Ladykillers
The Ladykillers
États-Unis, 2004
De Ethan Coen, Joel Schumacher
Scénario : Ethan Coen, Joel Coen, William Rose
Avec : Diane Delano, Irma P. Hall, Tom Hanks, Ryan Hurst, Tzi Ma, John McConnell, Stephen Root, George Wallace, Marlon Wayans, Jason Weaver
Durée : 1h44
Sortie : 09/06/2004
Escroc minable et éminent lettré excentrique, le professeur G.H. Dorr se prend pour un génie du crime. Il recrute une bande de bras cassés pour monter un coup ambitieux. Le modus operandi comprend le squat de la cave d’une vieille veuve pieuse.
LE CRIME NE PAIE PAS
Avec Ladykillers, les frères Coen se paient un best of de leurs œuvres les plus dérangées.

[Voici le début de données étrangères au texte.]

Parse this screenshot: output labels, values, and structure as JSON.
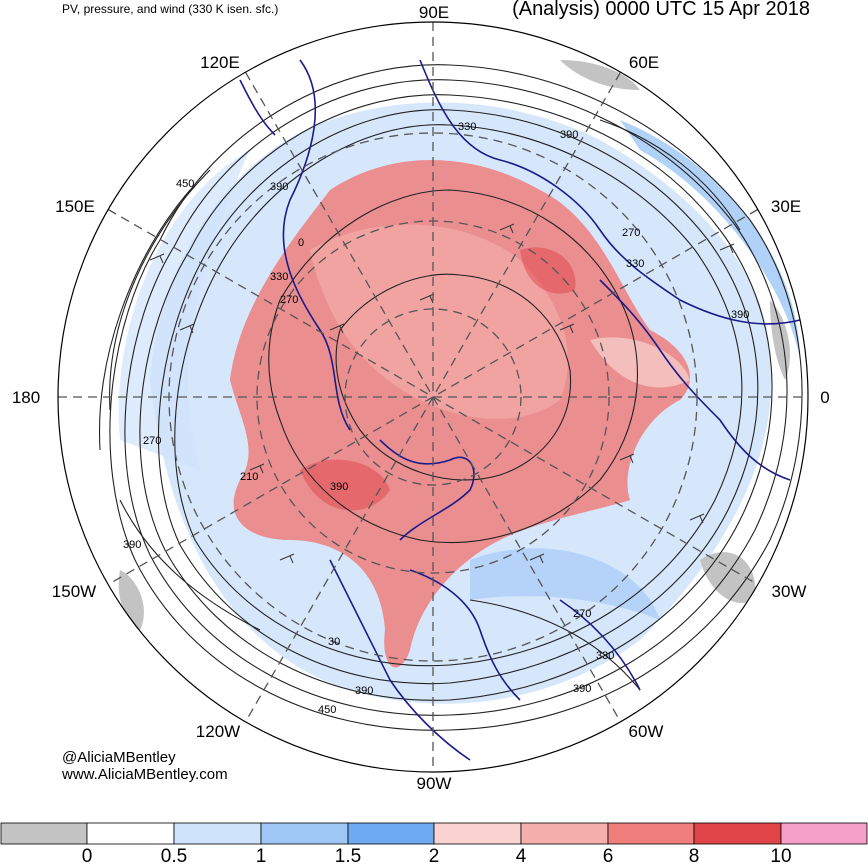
{
  "title_left": "PV, pressure, and wind (330 K isen. sfc.)",
  "title_right": "(Analysis) 0000 UTC 15 Apr 2018",
  "longitude_labels": [
    {
      "id": "90e",
      "text": "90E"
    },
    {
      "id": "60e",
      "text": "60E"
    },
    {
      "id": "30e",
      "text": "30E"
    },
    {
      "id": "0",
      "text": "0"
    },
    {
      "id": "30w",
      "text": "30W"
    },
    {
      "id": "60w",
      "text": "60W"
    },
    {
      "id": "90w",
      "text": "90W"
    },
    {
      "id": "120w",
      "text": "120W"
    },
    {
      "id": "150w",
      "text": "150W"
    },
    {
      "id": "180",
      "text": "180"
    },
    {
      "id": "150e",
      "text": "150E"
    },
    {
      "id": "120e",
      "text": "120E"
    }
  ],
  "contour_labels": [
    "330",
    "390",
    "450",
    "390",
    "0",
    "330",
    "270",
    "270",
    "330",
    "390",
    "210",
    "270",
    "390",
    "270",
    "330",
    "390",
    "390",
    "450",
    "390",
    "30"
  ],
  "credit": {
    "line1": "@AliciaMBentley",
    "line2": "www.AliciaMBentley.com"
  },
  "colorbar": {
    "colors": [
      "#c3c3c3",
      "#ffffff",
      "#cfe3fb",
      "#9ec7f6",
      "#6eaaf1",
      "#f8d3d0",
      "#f5b0ad",
      "#ef7e7c",
      "#e04448",
      "#f4a0c8"
    ],
    "labels": [
      "0",
      "0.5",
      "1",
      "1.5",
      "2",
      "4",
      "6",
      "8",
      "10"
    ]
  },
  "colors": {
    "coastline": "#1b1b8a",
    "contour": "#222222",
    "grid": "#555555"
  }
}
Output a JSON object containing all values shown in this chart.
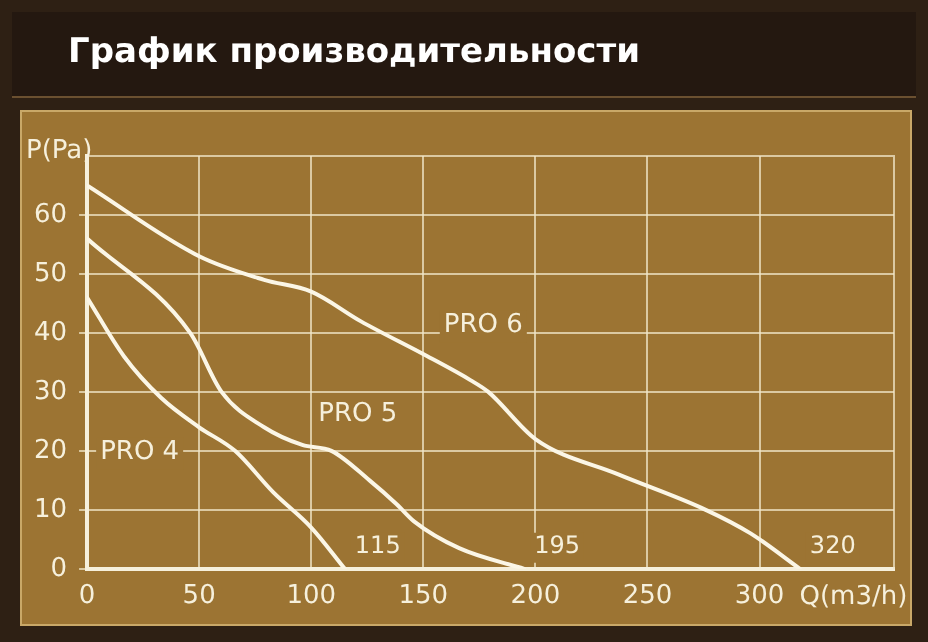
{
  "chart_data": {
    "type": "line",
    "title": "График производительности",
    "xlabel": "Q(m3/h)",
    "ylabel": "P(Pa)",
    "xlim": [
      0,
      360
    ],
    "xticks": [
      0,
      50,
      100,
      150,
      200,
      250,
      300
    ],
    "ylim": [
      0,
      70
    ],
    "yticks": [
      0,
      10,
      20,
      30,
      40,
      50,
      60
    ],
    "grid": true,
    "legend": false,
    "marker": "none",
    "line_style": "solid",
    "series": [
      {
        "name": "PRO 4",
        "color": "#fbf6e6",
        "x": [
          0,
          16.5,
          33,
          50,
          66,
          83,
          100,
          115
        ],
        "values": [
          46,
          36,
          29,
          24,
          20,
          13,
          7,
          0
        ]
      },
      {
        "name": "PRO 5",
        "color": "#fbf6e6",
        "x": [
          0,
          46,
          60,
          79,
          96,
          109,
          126,
          138,
          146,
          166,
          195
        ],
        "values": [
          56,
          40,
          30,
          24,
          21,
          20,
          15,
          11,
          8,
          3.5,
          0
        ]
      },
      {
        "name": "PRO 6",
        "color": "#fbf6e6",
        "x": [
          0,
          50,
          79,
          100,
          122,
          152,
          171,
          179,
          200,
          237,
          276,
          296,
          318
        ],
        "values": [
          65,
          53,
          49,
          47,
          42,
          36,
          32,
          30,
          22,
          16,
          10,
          6,
          0
        ]
      }
    ],
    "annotations": [
      {
        "text": "115",
        "x": 115,
        "y": 0
      },
      {
        "text": "195",
        "x": 195,
        "y": 0
      },
      {
        "text": "320",
        "x": 318,
        "y": 0
      }
    ]
  }
}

Croisement mystérieux entre Miller’s Crossing et Arizona Junior mâtiné de O’Brother – pour l’ambiance gospel – et de la photo délavée d’un Barton Fink, Ladykillers marque le retour en farce des deux frères. Après un Intolérable Cruauté en demi teinte, les Coen regagnent rythme et verve pour un film diablement enlevé. Remake d’une œuvre anglaise et éponyme avec Alec Guiness et Peter Sellers, il conserve le charme et l’absurdité british de l’humour original. Armés d’un scénario simple mais malin, prévisible sans ennuyer, ludique et cruel, les auteurs de Fargo brodent une trame sans façon sur un piteux braquage. Le genre d’histoire typique des frères Coen où l’intrigue importe moins que la complexité des personnages, le plus souvent en marge d’une société qui semble produire sans fin des êtres étranges. Ici le professeur Dorr, incarné par un Tom Hanks radical, se définit comme un îlot d’intelligence mis au service de ses ambitions criminelles. Cerné par la bêtise de ses acolytes, il n’échappe pourtant pas à la douce cruauté des Coen. Son air supérieur de petit pédagogue à l’humour navrant se piquant de références innombrables et d’une culture abyssale, le rend presque aussi complexe et pathétique que le Dude de Big Lebowski. Entre plans débiles et tensions stupides, l’ensemble du casting se relie pour raviver la flamme du nonsense.
DROLE DE DRAME
L’autre réussite réside dans l’instauration d’une ambiance particulière, emprunté d’éléments fantastiques – l’annonce funeste de Tom Hanks, ce pont embrumé aux gargouilles sinistres servant de lieu de passage d’un monde à l’autre, à l’instar de la forêt de Miller’s Crossing. Contrées irréelles, souterrains, tunnels opposés aux églises remplies de chants religieux, les frères Coen développent sous la légèreté dominante des thématiques plus complexes. Le Ciel et les Enfers, la barque de Charon, le remords, la rédemption, naviguent dans les eaux sombres d’un film plus moite et moins aérien qu’il pourrait paraître. Ladykillers devient le spectacle d’une déchéance puissante, une tragi-comédie romantique et macabre à la Edgar Allan Poe, que le film cite sans cesse. Il en va de même pour la mise en scène – en sus des quelques amusants effets "jeunes" insérés ça et là – s’avère en phase avec la noirceur de son sujet. Photo passée, ombres et lumière. Malgré tout, le film reste une comédie grinçante, drôle, vive et méchante. Emmené par un Tom Hanks impérial et une Irma P. Hall – prix du jury à Cannes 2004 – attachante, le film est déjà hilarant sans chercher à creuser sa surface. Boudé par un public américain dérouté, il trouvera dans l’hexagone, sans aucun problème, le succès qu’il mérite.
En savoir plus
Le film est un remake d'un long métrage sorti en 1955, réalisé par Alexander Mackendrick. Dans la distribution figuraient deux grands noms de cinéma, Alec Guinness et Peter Sellers. Hasard de la compétition, The Life and Death of Peter Sellers, autre film présenté à Cannes, incluait un bref plan du film original.
Le personnage interprété par Irma P. Hall n’a de cesse de clamer faire des donations à la Bob Jones University. Cette institution est tristement célèbre pour avoir pratiqué une ségrégation raciale jusque dans les années 70, excluant les étudiants Noirs de leurs amphithéâtres. Et ce n’est qu’en 2000 qu’ils autorisèrent les couples mixtes dans l’enceinte de leur campus.